The Messenger (Ulak) is a 2007 Turkish drama film, written and directed by Çağan Irmak, which follows a man who travels from village to village to tell children stories about a messenger named İbrahim. The film, which was selected for film festivals in Istanbul, Adana and Antalya, went on general release across Turkey on and is one of the highest grossing Turkish films of 2008.

==Plot==
A mysterious traveller Zekeriya arrives at a village. He captivates much of the village's people by telling tales of a messenger on horseback named İbrahim. The village becomes divided on him, each one taking on various personalities from other stories.

==Cast==
- Çetin Tekindor (Zekeriya)
- Hümeyra Akbay (Meryem)
- Yetkin Dikinciler (Tahsin Kıroğlu)
- Şerif Sezer (Esma)
- Kaya Akkaya (Ömer - Yunus)
- Melis Birkan (Emine - Ümmü)
- Feride Çetin (Havva)
- Şener Kökkaya (Kahveci Dursun)
- Mahir İpek (İkram)
- Zuhal Gencer Erkaya (Cemile)
- Mahmut Gökgöz (Selman)

== Release ==

=== Festival screenings ===
- 27th Istanbul International Film Festival (April 5–20, 2008)
- 15th International Adana Golden Boll Film Festival (June 2–8, 2008)
- 45th International Antalya Golden Orange Film Festival (October 10–19, 2008)

== Reception ==

=== Reviews ===
Today's Zaman reviewer Fatih Selvi says this, is the kind of film which, as you watch it, you'll start looking inside.
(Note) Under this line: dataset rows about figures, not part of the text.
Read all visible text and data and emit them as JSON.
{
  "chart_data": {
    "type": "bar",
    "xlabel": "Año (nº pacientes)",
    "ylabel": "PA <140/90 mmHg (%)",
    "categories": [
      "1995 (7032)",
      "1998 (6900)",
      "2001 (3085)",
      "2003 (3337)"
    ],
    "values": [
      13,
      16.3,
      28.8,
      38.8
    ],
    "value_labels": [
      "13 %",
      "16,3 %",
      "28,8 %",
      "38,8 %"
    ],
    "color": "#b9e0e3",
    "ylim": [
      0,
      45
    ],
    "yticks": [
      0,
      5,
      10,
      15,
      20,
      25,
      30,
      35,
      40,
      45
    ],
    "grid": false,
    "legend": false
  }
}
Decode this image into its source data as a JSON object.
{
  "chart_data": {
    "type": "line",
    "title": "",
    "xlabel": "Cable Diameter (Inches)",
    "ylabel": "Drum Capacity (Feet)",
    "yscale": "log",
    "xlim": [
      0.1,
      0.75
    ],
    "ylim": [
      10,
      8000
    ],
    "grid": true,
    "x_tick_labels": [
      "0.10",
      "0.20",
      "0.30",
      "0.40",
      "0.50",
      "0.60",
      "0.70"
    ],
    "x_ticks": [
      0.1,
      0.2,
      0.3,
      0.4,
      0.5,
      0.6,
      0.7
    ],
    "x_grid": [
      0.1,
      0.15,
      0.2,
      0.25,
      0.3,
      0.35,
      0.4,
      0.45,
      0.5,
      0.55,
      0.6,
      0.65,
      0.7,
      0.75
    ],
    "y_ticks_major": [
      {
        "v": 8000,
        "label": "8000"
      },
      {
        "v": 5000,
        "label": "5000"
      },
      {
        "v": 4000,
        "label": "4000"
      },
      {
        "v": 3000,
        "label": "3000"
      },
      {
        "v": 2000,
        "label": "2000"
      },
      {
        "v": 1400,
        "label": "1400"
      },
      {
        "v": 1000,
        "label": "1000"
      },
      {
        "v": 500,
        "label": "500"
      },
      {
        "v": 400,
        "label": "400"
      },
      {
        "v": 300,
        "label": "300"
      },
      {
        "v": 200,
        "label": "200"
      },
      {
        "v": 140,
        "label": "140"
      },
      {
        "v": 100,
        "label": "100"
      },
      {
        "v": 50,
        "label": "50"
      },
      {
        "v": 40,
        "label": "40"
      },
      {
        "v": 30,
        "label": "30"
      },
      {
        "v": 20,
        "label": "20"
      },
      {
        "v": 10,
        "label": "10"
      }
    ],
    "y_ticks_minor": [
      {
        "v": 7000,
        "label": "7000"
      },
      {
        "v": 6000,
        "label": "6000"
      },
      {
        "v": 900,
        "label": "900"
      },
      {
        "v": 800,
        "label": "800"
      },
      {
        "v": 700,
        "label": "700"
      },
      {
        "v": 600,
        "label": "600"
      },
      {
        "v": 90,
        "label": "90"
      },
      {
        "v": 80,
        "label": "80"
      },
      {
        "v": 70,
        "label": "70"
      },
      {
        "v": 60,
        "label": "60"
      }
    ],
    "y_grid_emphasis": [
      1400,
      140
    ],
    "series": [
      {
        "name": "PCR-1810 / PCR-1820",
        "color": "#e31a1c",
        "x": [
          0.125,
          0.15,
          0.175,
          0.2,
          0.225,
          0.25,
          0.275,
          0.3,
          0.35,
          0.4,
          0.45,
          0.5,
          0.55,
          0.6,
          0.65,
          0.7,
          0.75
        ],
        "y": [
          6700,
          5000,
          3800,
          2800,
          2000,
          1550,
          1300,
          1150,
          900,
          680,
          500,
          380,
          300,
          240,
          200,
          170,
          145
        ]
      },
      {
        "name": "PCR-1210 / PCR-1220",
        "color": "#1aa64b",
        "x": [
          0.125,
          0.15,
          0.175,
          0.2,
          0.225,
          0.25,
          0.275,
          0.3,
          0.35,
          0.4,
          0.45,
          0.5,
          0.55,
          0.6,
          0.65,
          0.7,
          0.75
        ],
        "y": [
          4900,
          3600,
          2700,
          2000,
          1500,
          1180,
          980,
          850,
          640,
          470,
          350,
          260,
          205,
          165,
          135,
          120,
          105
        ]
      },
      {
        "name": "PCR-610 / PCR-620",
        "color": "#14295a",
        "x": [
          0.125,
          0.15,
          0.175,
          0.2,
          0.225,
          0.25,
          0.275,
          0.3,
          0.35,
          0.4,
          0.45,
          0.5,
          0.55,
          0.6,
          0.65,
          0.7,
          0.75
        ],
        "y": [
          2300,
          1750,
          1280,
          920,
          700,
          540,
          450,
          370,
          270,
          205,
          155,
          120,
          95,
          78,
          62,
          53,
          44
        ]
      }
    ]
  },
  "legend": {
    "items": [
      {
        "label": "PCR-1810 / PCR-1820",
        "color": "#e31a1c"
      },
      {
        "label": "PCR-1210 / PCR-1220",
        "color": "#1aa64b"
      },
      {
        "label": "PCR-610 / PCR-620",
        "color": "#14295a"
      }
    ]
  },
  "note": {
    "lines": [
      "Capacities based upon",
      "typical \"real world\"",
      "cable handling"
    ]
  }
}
It is as though, from the very beginning of the film to the end, you are wandering around in a fairy tale. But not just as an observer and a listener, rather, as though you are interacting with everything. It is a film that makes viewers ask themselves "is this real, or just a story?" over and over again, starting off somewhat like one of the stories your grandmothers and grandfathers might have told you when you were young. But as the film goes on, following the courier's specific tale, everything changes color suddenly. Perhaps Irmak is trying to tell a story from centuries of years ago with this film. Or perhaps this is a story from these days. But whatever the time frame, the message contained in the story is applicable to yesterday, today and even tomorrow. Maybe the film is an attempt to reach tomorrow using the language of yesterday. In any case, the actors are different but the roles are the same. The director underscores the necessity of people like İbrahim in today's world, with all its vulgarities. While cinematographer Mirsad Herovic captures scenes as beautifully as he did in "Babam and Oğlum," Evanthia Reboutsika's musical score adds incredible sounds and action to the visuals. Hümeyra, Şerif Sezer and Yetkin Dikinciler, as well as all the younger stars of this film, deliver great performances while Çetin Tekindor in the role of Zekeriya is quite unforgettable.